Friday, May 31, 2013

Why defend Free Markets and Capitalism?

Capitalism is a system of exploitation of the poor by the rich; a means of grinding minorities, women, indigenous people, the proletariat and gays into the dirt for the benefit of the multinational corporations’ old-boy networks; a corrupt edifice that thrives on misery, disease, starvation and warfare.
Right?
The remarkable thing about this point of view is not so much that hardcore Marxist / Leninist / Stalinist / Maoist / Castroist / Pol Potist / Van Jonesist / Chavistas / take-your-pick-leftist still believe it after a century of colossal socialist crimes and failures, but how many seemingly nice, reasonable people advocate policies that implicitly acknowledge it to be ‘true’. We must tax the rich lest the poor starve. We must unionize workers in all sectors to prevent exploitation and secure social justice. The government must provide food, clothing, shelter and health care to all. Businessmen are greedy. Profit is a four-letter word. Corporations – especially insurance companies – are evil. Judeo-Christian civilization is an intolerant, barbaric relic that needs to be consigned to the ash heap of history.
Right.
Capitalism as we (almost) know it has only been around for little more than as long as the United States of America. Prior to 250 years ago (a blink of the eye in human history), the dominant social systems were feudalism and mercantilism, and the average income for 90+ percent of the world’s population was roughly equivalent to what we would call one dollar per day. The world’s population was several times less than today and it didn’t grow in spite of high birth rates, because lack of food, malnutrition, poor sanitation, inadequate clothing and shelter, barbaric medical practices, infectious disease and back-breaking labor killed a huge percentage of children before they had a chance to mature, be fruitful and multiply. Life expectancy was half or less what it is today.
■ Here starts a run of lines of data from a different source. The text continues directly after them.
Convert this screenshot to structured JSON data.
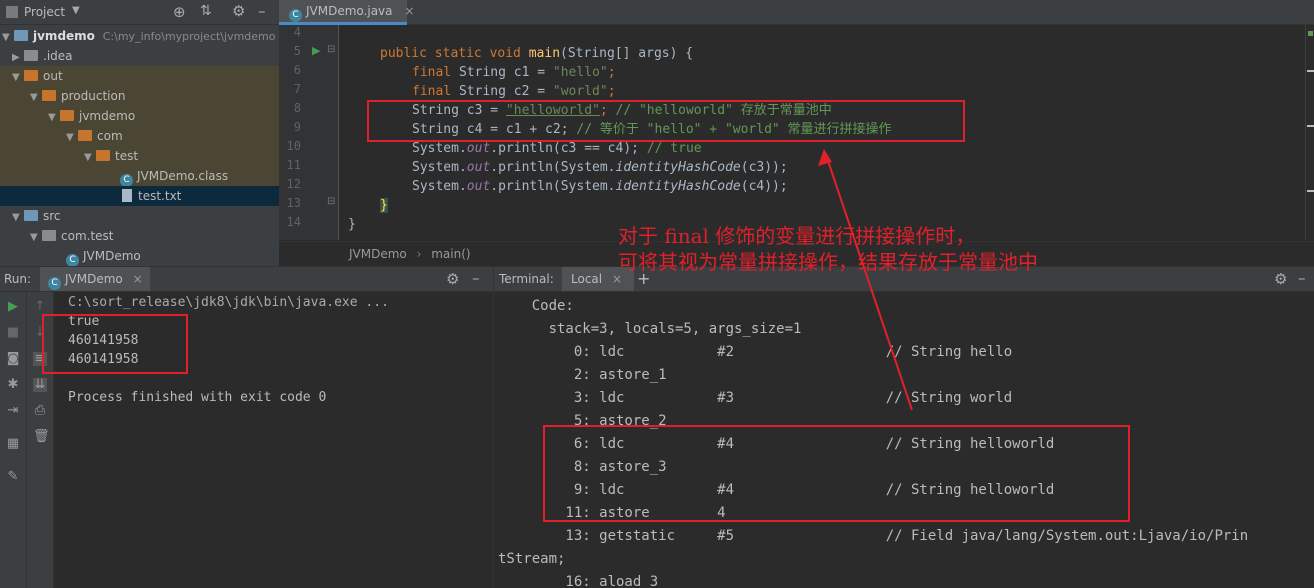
{
  "project_panel": {
    "title": "Project",
    "tree": [
      {
        "label": "jvmdemo",
        "path": "C:\\my_info\\myproject\\jvmdemo",
        "level": 0,
        "expanded": true,
        "icon": "module-folder-icon"
      },
      {
        "label": ".idea",
        "level": 1,
        "expanded": false,
        "icon": "folder-icon"
      },
      {
        "label": "out",
        "level": 1,
        "expanded": true,
        "icon": "folder-icon"
      },
      {
        "label": "production",
        "level": 2,
        "expanded": true,
        "icon": "folder-icon"
      },
      {
        "label": "jvmdemo",
        "level": 3,
        "expanded": true,
        "icon": "folder-icon"
      },
      {
        "label": "com",
        "level": 4,
        "expanded": true,
        "icon": "folder-icon"
      },
      {
        "label": "test",
        "level": 5,
        "expanded": true,
        "icon": "folder-icon"
      },
      {
        "label": "JVMDemo.class",
        "level": 6,
        "icon": "class-file-icon"
      },
      {
        "label": "test.txt",
        "level": 6,
        "icon": "text-file-icon"
      },
      {
        "label": "src",
        "level": 1,
        "expanded": true,
        "icon": "source-folder-icon"
      },
      {
        "label": "com.test",
        "level": 2,
        "expanded": true,
        "icon": "package-icon"
      },
      {
        "label": "JVMDemo",
        "level": 3,
        "icon": "java-class-icon"
      }
    ]
  },
  "editor": {
    "tab_label": "JVMDemo.java",
    "line_numbers": [
      "4",
      "5",
      "6",
      "7",
      "8",
      "9",
      "10",
      "11",
      "12",
      "13",
      "14"
    ],
    "code": {
      "l5_a": "public static void ",
      "l5_fn": "main",
      "l5_b": "(String[] args) {",
      "l6_kw": "final ",
      "l6_a": "String c1 = ",
      "l6_str": "\"hello\"",
      "l6_end": ";",
      "l7_kw": "final ",
      "l7_a": "String c2 = ",
      "l7_str": "\"world\"",
      "l7_end": ";",
      "l8_a": "String c3 = ",
      "l8_str": "\"helloworld\"",
      "l8_end": "; ",
      "l8_cm": "// \"helloworld\" 存放于常量池中",
      "l9_a": "String c4 = c1 + c2; ",
      "l9_cm": "// 等价于 \"hello\" + \"world\" 常量进行拼接操作",
      "l10_a": "System.",
      "l10_out": "out",
      "l10_b": ".println(c3 == c4); ",
      "l10_cm": "// true",
      "l11_a": "System.",
      "l11_out": "out",
      "l11_b": ".println(System.",
      "l11_m": "identityHashCode",
      "l11_c": "(c3));",
      "l12_a": "System.",
      "l12_out": "out",
      "l12_b": ".println(System.",
      "l12_m": "identityHashCode",
      "l12_c": "(c4));",
      "l13": "}",
      "l14": "}"
    },
    "breadcrumb": [
      "JVMDemo",
      "main()"
    ]
  },
  "run_panel": {
    "label": "Run:",
    "tab_label": "JVMDemo",
    "output": [
      "C:\\sort_release\\jdk8\\jdk\\bin\\java.exe ...",
      "true",
      "460141958",
      "460141958",
      "",
      "Process finished with exit code 0"
    ]
  },
  "terminal": {
    "label": "Terminal:",
    "tab_label": "Local",
    "lines": [
      "    Code:",
      "      stack=3, locals=5, args_size=1",
      "         0: ldc           #2                  // String hello",
      "         2: astore_1",
      "         3: ldc           #3                  // String world",
      "         5: astore_2",
      "         6: ldc           #4                  // String helloworld",
      "         8: astore_3",
      "         9: ldc           #4                  // String helloworld",
      "        11: astore        4",
      "        13: getstatic     #5                  // Field java/lang/System.out:Ljava/io/Prin",
      "tStream;",
      "        16: aload_3"
    ]
  },
  "annotation": {
    "line1": "对于 final 修饰的变量进行拼接操作时，",
    "line2": "可将其视为常量拼接操作，结果存放于常量池中",
    "color": "#e0202a"
  }
}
What changed? The productivity of labor increased with the gradual accumulation of capital, technological innovation, division of labor and most importantly, the liberty of the not-politically-connected classes to engage in business and keep the fruits of their labor. Britain led the way in the late 18th century and the United States eventually took the lead in the 19th. France, Spain and Rwanda trailed behind.
The improvement in the standard of living of the most wretchedly poor in England in one generation was so dramatic that it required Adam Smith’s magnum opus ‘An Inquiry into the Nature and Causes of the Wealth of Nations’ (‘The Wealth of Nations’ for short) to explain it. This book, published in Scotland in the birth year of the United States – 1776 – was the founding document of modern economic science. The phenomena it described were the first shoots of modern capitalism.
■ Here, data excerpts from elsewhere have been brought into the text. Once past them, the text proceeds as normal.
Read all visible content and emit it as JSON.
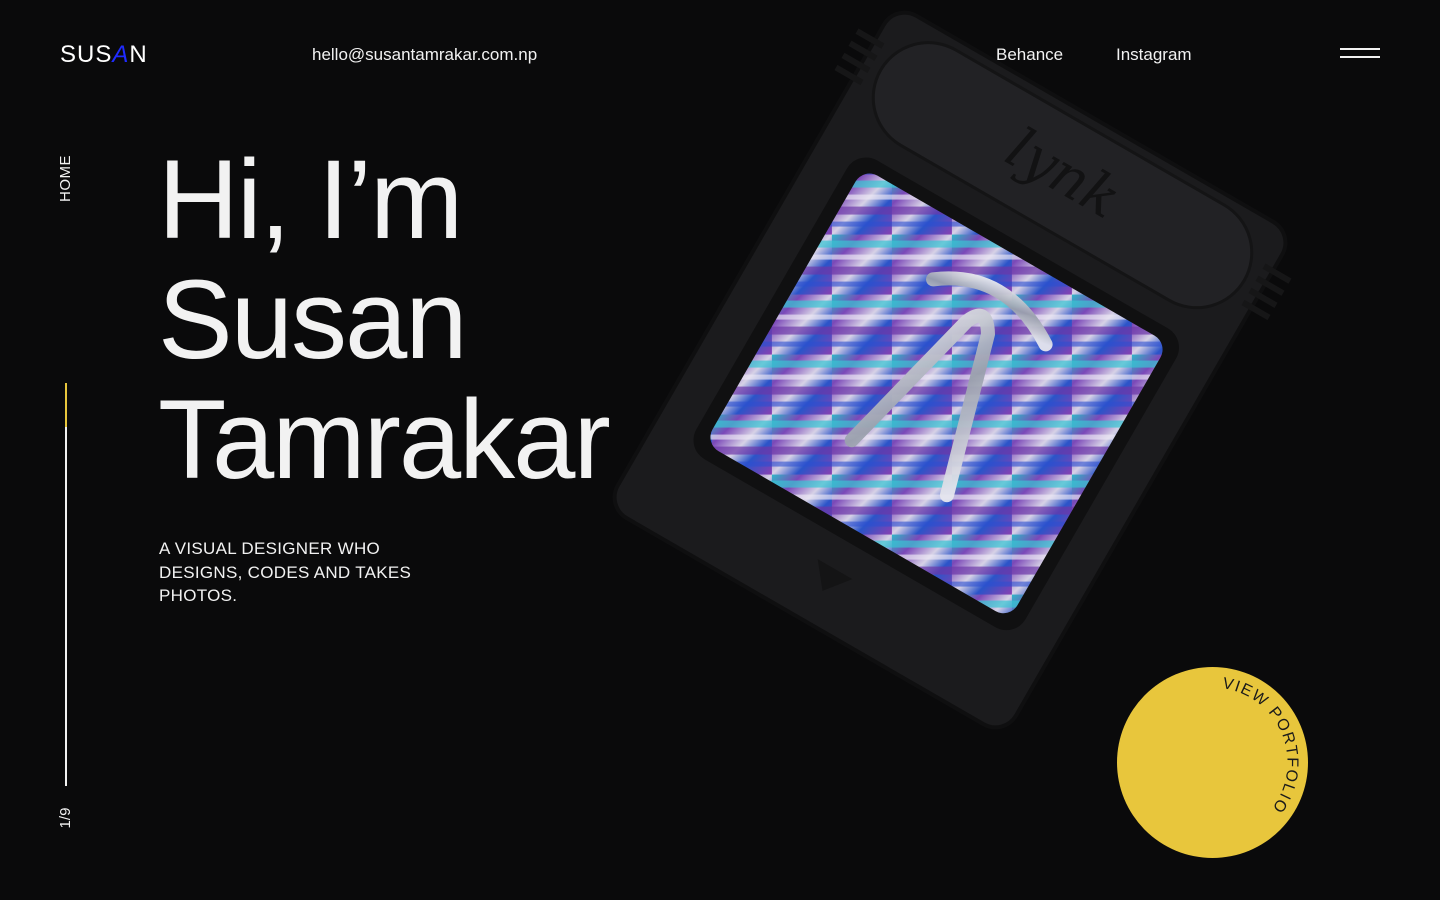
{
  "header": {
    "logo_parts": [
      "SUS",
      "A",
      "N"
    ],
    "email": "hello@susantamrakar.com.np",
    "nav": [
      {
        "label": "Behance"
      },
      {
        "label": "Instagram"
      }
    ]
  },
  "side": {
    "section": "HOME",
    "counter": "1/9"
  },
  "hero": {
    "line1": "Hi, I’m",
    "line2": "Susan",
    "line3": "Tamrakar",
    "subtitle": "A VISUAL DESIGNER WHO DESIGNS, CODES AND TAKES PHOTOS."
  },
  "artwork": {
    "cartridge_label": "lynk"
  },
  "cta": {
    "label": "VIEW PORTFOLIO"
  },
  "colors": {
    "background": "#0a0a0b",
    "accent_yellow": "#e8c63c",
    "logo_accent": "#1f2bff",
    "text": "#f2f2f2"
  }
}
There existed rich people before capitalism; kings, noblemen, military leaders, landowners etc. The earliest effects of the creation of small mass manufactures for, by and of the poor were that ‘those who feed, clothe and lodge the whole body of the people, should have such a share of the produce of their own labour as to be themselves tolerably well fed, clothed and lodged’ in Smith’s words. The eventual effect of the advanced development of capitalism is that people we call ‘poor’ in our society today have at their disposal a cornucopia of products and services that would make the Sun King Louis the Fourteenth of France choke on his camembert. A person of modest means today can walk into a superstore a short distance from his or her home and choose among 60,000 products from around the world, at affordable prices. People live longer and healthier than ever. This is the miracle of capitalism.
It didn’t happen because of child labor laws, because of the union movement, because of environmental legislation or any of the other interventions that ‘progressives’ insist were indispensable to protect us from the brutal greed of the capitalist pigs, or even to save us from ourselves. The nations that have the strongest pro-union legal environments, the cushiest state social safety nets, the most secure public pensions, do not have the highest standards of living; in fact as I write this in 2010 those very nations are rapidly descending into bankruptcy and social chaos.
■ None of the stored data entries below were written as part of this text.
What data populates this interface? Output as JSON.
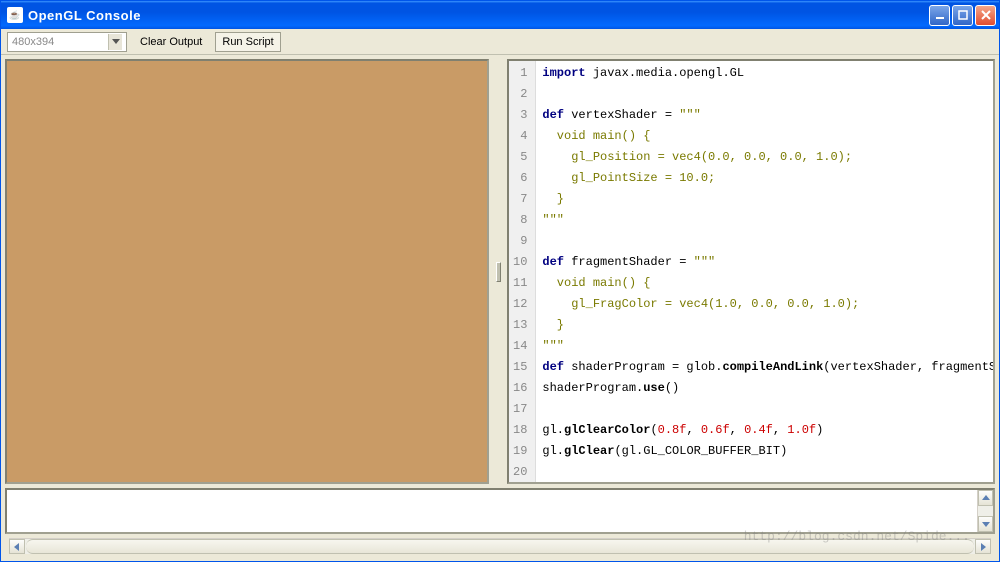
{
  "window": {
    "title": "OpenGL Console",
    "icon": "java-icon"
  },
  "toolbar": {
    "resolution_value": "480x394",
    "clear_label": "Clear Output",
    "run_label": "Run Script"
  },
  "canvas": {
    "bg_color": "#c99b66"
  },
  "code": {
    "lines": [
      {
        "n": 1,
        "segments": [
          {
            "c": "kw",
            "t": "import"
          },
          {
            "c": "",
            "t": " javax.media.opengl.GL"
          }
        ]
      },
      {
        "n": 2,
        "segments": []
      },
      {
        "n": 3,
        "segments": [
          {
            "c": "kw",
            "t": "def"
          },
          {
            "c": "",
            "t": " vertexShader = "
          },
          {
            "c": "str",
            "t": "\"\"\""
          }
        ]
      },
      {
        "n": 4,
        "segments": [
          {
            "c": "str",
            "t": "  void main() {"
          }
        ]
      },
      {
        "n": 5,
        "segments": [
          {
            "c": "str",
            "t": "    gl_Position = vec4(0.0, 0.0, 0.0, 1.0);"
          }
        ]
      },
      {
        "n": 6,
        "segments": [
          {
            "c": "str",
            "t": "    gl_PointSize = 10.0;"
          }
        ]
      },
      {
        "n": 7,
        "segments": [
          {
            "c": "str",
            "t": "  }"
          }
        ]
      },
      {
        "n": 8,
        "segments": [
          {
            "c": "str",
            "t": "\"\"\""
          }
        ]
      },
      {
        "n": 9,
        "segments": []
      },
      {
        "n": 10,
        "segments": [
          {
            "c": "kw",
            "t": "def"
          },
          {
            "c": "",
            "t": " fragmentShader = "
          },
          {
            "c": "str",
            "t": "\"\"\""
          }
        ]
      },
      {
        "n": 11,
        "segments": [
          {
            "c": "str",
            "t": "  void main() {"
          }
        ]
      },
      {
        "n": 12,
        "segments": [
          {
            "c": "str",
            "t": "    gl_FragColor = vec4(1.0, 0.0, 0.0, 1.0);"
          }
        ]
      },
      {
        "n": 13,
        "segments": [
          {
            "c": "str",
            "t": "  }"
          }
        ]
      },
      {
        "n": 14,
        "segments": [
          {
            "c": "str",
            "t": "\"\"\""
          }
        ]
      },
      {
        "n": 15,
        "segments": [
          {
            "c": "kw",
            "t": "def"
          },
          {
            "c": "",
            "t": " shaderProgram = glob."
          },
          {
            "c": "fn",
            "t": "compileAndLink"
          },
          {
            "c": "",
            "t": "(vertexShader, fragmentShader)"
          }
        ]
      },
      {
        "n": 16,
        "segments": [
          {
            "c": "",
            "t": "shaderProgram."
          },
          {
            "c": "fn",
            "t": "use"
          },
          {
            "c": "",
            "t": "()"
          }
        ]
      },
      {
        "n": 17,
        "segments": []
      },
      {
        "n": 18,
        "segments": [
          {
            "c": "",
            "t": "gl."
          },
          {
            "c": "fn",
            "t": "glClearColor"
          },
          {
            "c": "",
            "t": "("
          },
          {
            "c": "num",
            "t": "0.8f"
          },
          {
            "c": "",
            "t": ", "
          },
          {
            "c": "num",
            "t": "0.6f"
          },
          {
            "c": "",
            "t": ", "
          },
          {
            "c": "num",
            "t": "0.4f"
          },
          {
            "c": "",
            "t": ", "
          },
          {
            "c": "num",
            "t": "1.0f"
          },
          {
            "c": "",
            "t": ")"
          }
        ]
      },
      {
        "n": 19,
        "segments": [
          {
            "c": "",
            "t": "gl."
          },
          {
            "c": "fn",
            "t": "glClear"
          },
          {
            "c": "",
            "t": "(gl.GL_COLOR_BUFFER_BIT)"
          }
        ]
      },
      {
        "n": 20,
        "segments": []
      }
    ]
  },
  "watermark": "http://blog.csdn.net/Spide..."
}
Before wealth can be distributed, tamed and managed, it must be produced. And before it can be produced, someone has to store up some capital and take a chance on some productive project that may or may not succeed. Anything that raises the cost or risk of such projects, or threatens to take away the reward should the project succeed, reduces the likelihood of such projects being launched in the first place, thus reducing overall prosperity for all of us over time.
And that is why life, liberty and private property rights must be defended above all Santa Claus notions of what the state is supposed to provide for us.